Dodging the effects of financial swings over the years has been challenging, but even during the educational cutbacks of recent years, BPUSD has managed to keep open the same number of preschool slots. The 1,635 children attending preschool this year represents a 235 increase over the last school year.
“State funding cuts eliminated 20 slots, but we were able to fund an additional hundred through the federal Head Start program,” said Ricardo Rivera, director of Early Childhood Education at BPUSD, noting that each year brings a new challenge in balancing federal and state funds, and ensuring that the net number of students served is not diminished.
Glovin Salido, mother of a 4-year-old girl who also attends preschool at Tracy, emphasizes that for families like hers what matters most is to having an option for quality preschool, wherever the funds come from.
“If I had to pay, my daughter would’ve missed this important phase of her education,” said Salido, noting that her husband is a minimum wage construction worker.
“In this area, private preschool costs about $700-a-month, something we just can’t afford,” she said.
Closing the gap
Parents, like the overwhelming majority of education experts, are convinced that early childhood education plays a crucial role in narrowing the achievement gap for minority and low-income children.
“I have no doubt that my daughter is excelling in kindergarten because she attended preschool,” says Sasha Alvarenga, mother of Tirsa who, after two years of preschool at Los Angeles Universal
Preschool (LAUP), is now a student at 49th Street Elementary School in Los Angeles Unified School District (LAUSD). After being diagnosed with autism at 3, Alvarenga said, Tirsa was categorized as a special education student.
“She didn’t speak at all, and the doctor told me she wouldn’t be able to learn in a regular classroom,” Alvarenga said.
Alvarenga said she witnessed first hand the transformation of her daughter during the first months of preschool.

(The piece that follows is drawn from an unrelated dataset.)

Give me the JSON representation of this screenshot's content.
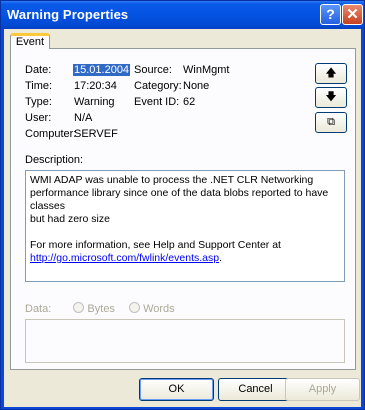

“By the time she entered kindergarten, the autism diagnosis had been withdrawn, and she is now one of the advanced students in her class,” she said.
LAUP does not maintain data about the academic performance of its preschool children in subsequent years. But studies show its benefits.
Some of those benefits are still evident 30 years later, according to the findings of a study announced in late January by the University of North Carolina (UNC) at Chapel Hill.
The study started in the 70’s with 111 children (98% African-American) and to the present has been able to follow the evolution of 101 of them. The research—which provides new data for the prestigious Abecedarian Project led by the FPG Child Development Institute at UNC, suggests that the participants were four times more likely to have earned a college degree (23%, compared to 6% in a similar group where children did not receive early education).